Influenza Quiz: True or False? Flu Viruses Live Longer on Surfaces Than Cold Viruses

Most people know that cold and flu viruses can contaminate doorknobs, handrails, elevator buttons and other surfaces.
Studies have found that the survival time for both kinds of viruses varies greatly, from a few seconds to 48+ hours. The reasons have to do with a number of factors, including the type of surface, humidity and temperature.
- For example, cold and flu viruses survive longer on inanimate surfaces that are nonporous, like metal, plastic and wood, and less on porous surfaces, like clothing, paper and tissue.

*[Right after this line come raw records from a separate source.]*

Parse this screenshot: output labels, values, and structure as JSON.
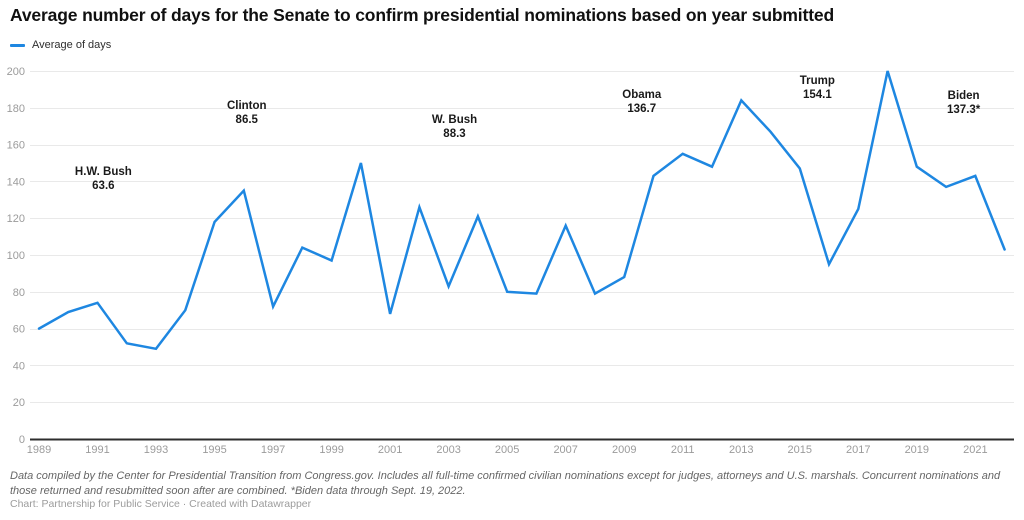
{
  "header": {
    "title": "Average number of days for the Senate to confirm presidential nominations based on year submitted"
  },
  "legend": {
    "label": "Average of days"
  },
  "chart_data": {
    "type": "line",
    "title": "Average number of days for the Senate to confirm presidential nominations based on year submitted",
    "x": [
      1989,
      1990,
      1991,
      1992,
      1993,
      1994,
      1995,
      1996,
      1997,
      1998,
      1999,
      2000,
      2001,
      2002,
      2003,
      2004,
      2005,
      2006,
      2007,
      2008,
      2009,
      2010,
      2011,
      2012,
      2013,
      2014,
      2015,
      2016,
      2017,
      2018,
      2019,
      2020,
      2021,
      2022
    ],
    "series": [
      {
        "name": "Average of days",
        "values": [
          60,
          69,
          74,
          52,
          49,
          70,
          118,
          135,
          72,
          104,
          97,
          150,
          68,
          126,
          83,
          121,
          80,
          79,
          116,
          79,
          88,
          143,
          155,
          148,
          184,
          167,
          147,
          95,
          125,
          200,
          148,
          137,
          143,
          103
        ]
      }
    ],
    "xlabel": "",
    "ylabel": "",
    "ylim": [
      0,
      200
    ],
    "xlim": [
      1989,
      2022
    ],
    "yticks": [
      0,
      20,
      40,
      60,
      80,
      100,
      120,
      140,
      160,
      180,
      200
    ],
    "xticks": [
      1989,
      1991,
      1993,
      1995,
      1997,
      1999,
      2001,
      2003,
      2005,
      2007,
      2009,
      2011,
      2013,
      2015,
      2017,
      2019,
      2021
    ],
    "grid": "horizontal",
    "legend_position": "top-left",
    "line_color": "#1e87e1",
    "grid_color": "#e9e9e9",
    "baseline_color": "#2d2d2d",
    "tick_label_color": "#9b9b9b",
    "annotations": [
      {
        "name": "H.W. Bush",
        "value": "63.6",
        "anchor_year": 1991.2,
        "anchor_value": 149
      },
      {
        "name": "Clinton",
        "value": "86.5",
        "anchor_year": 1996.1,
        "anchor_value": 185
      },
      {
        "name": "W. Bush",
        "value": "88.3",
        "anchor_year": 2003.2,
        "anchor_value": 177
      },
      {
        "name": "Obama",
        "value": "136.7",
        "anchor_year": 2009.6,
        "anchor_value": 191
      },
      {
        "name": "Trump",
        "value": "154.1",
        "anchor_year": 2015.6,
        "anchor_value": 198.5
      },
      {
        "name": "Biden",
        "value": "137.3*",
        "anchor_year": 2020.6,
        "anchor_value": 190
      }
    ]
  },
  "footer": {
    "notes": "Data compiled by the Center for Presidential Transition from Congress.gov. Includes all full-time confirmed civilian nominations except for judges, attorneys and U.S. marshals. Concurrent nominations and those returned and resubmitted soon after are combined. *Biden data through Sept. 19, 2022.",
    "byline": "Chart: Partnership for Public Service · Created with Datawrapper"
  }
}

- Most flu viruses can live one to two days on nonporous surfaces, and 8 to 12 hours on porous surfaces.
- A rather unnerving 2006 study found that avian influenza seemed particularly hardy, surviving as long as six days on some surfaces. (The study noted how long the virus was viable in avian feces. http://www.who.int/mediacentre/factsheets/avian_influenza/en/)

Cold viruses, it turns out, deteriorate quickly. A study in 2007 found that when objects in a hotel room — light switches, telephones — were contaminated with a cold virus, 60 percent of healthy volunteers picked up the virus when they touched one of the objects an hour later. Eighteen hours later, the transmission rate was cut in half.
On human skin, cold and flu viruses generally last less than a few minutes, but that’s plenty of time for people to infect themselves. Studies show that most people touch their hands to their face, eyes or mouth many times — enough to cause infection.
So the answer is…flu viruses tend to survive longer than cold viruses.